What is a commodity product in simple terms? ›

a product that is the same as other products of the same type from other producers or manufacturers: Sugar is a commodity product and no one company has more chance of controlling its supply and price level than any of its rivals. It is difficult to differentiate and brand commodity products like wood or steel.

What are the three types of commodities? ›

There are three major types of commodities; agriculture, energy, and metals. These three are differentiated in the means of accessing them. The means of accessing them is based on whether they are hard or soft.

What is an example of a commodity? ›

Commodities include agricultural products such as wheat and cattle, energy products such as oil and natural gas, and metals such as gold, silver and aluminum. There are also “soft” commodities, or those that cannot be stored forlong periods of time, which include sugar, cotton, cocoa and coffee.

Is oil a commodity or product? ›

Crude oil is one of the world's most important commodities, and its price can have ripple effects through the broader economy.
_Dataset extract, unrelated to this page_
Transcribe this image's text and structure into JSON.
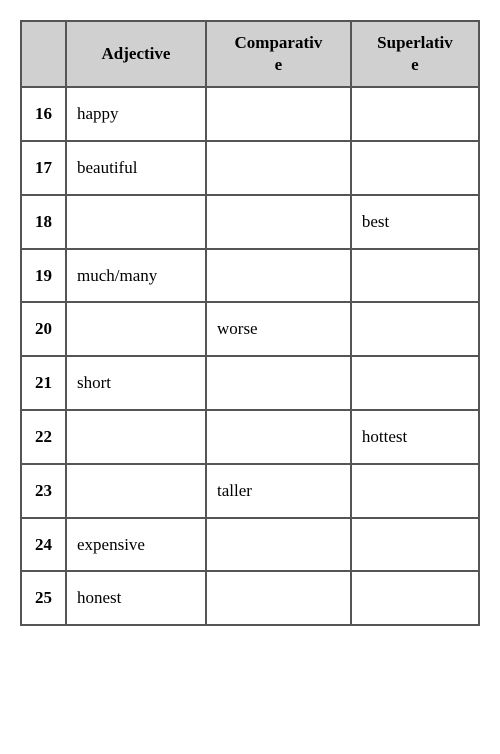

Rising oil prices mean higher gasoline prices at the pump, higher shipping costs, and increased input costs for producers.

What makes something a commodity? ›

Commodities are raw materials used to manufacture consumer products. They are inputs in the production of other goods and services, rather than finished goods sold to consumers. In commerce, commodities are basic resources that are interchangeable with other goods of the same type.

What is commodity vs brand product? ›

A Brand creates and satisfies a yearning in the buyer's mind whereas a commodity simply completes the need. Jack is a running enthusiast. Buying sports shoes is his need. He could buy those from a local vendor.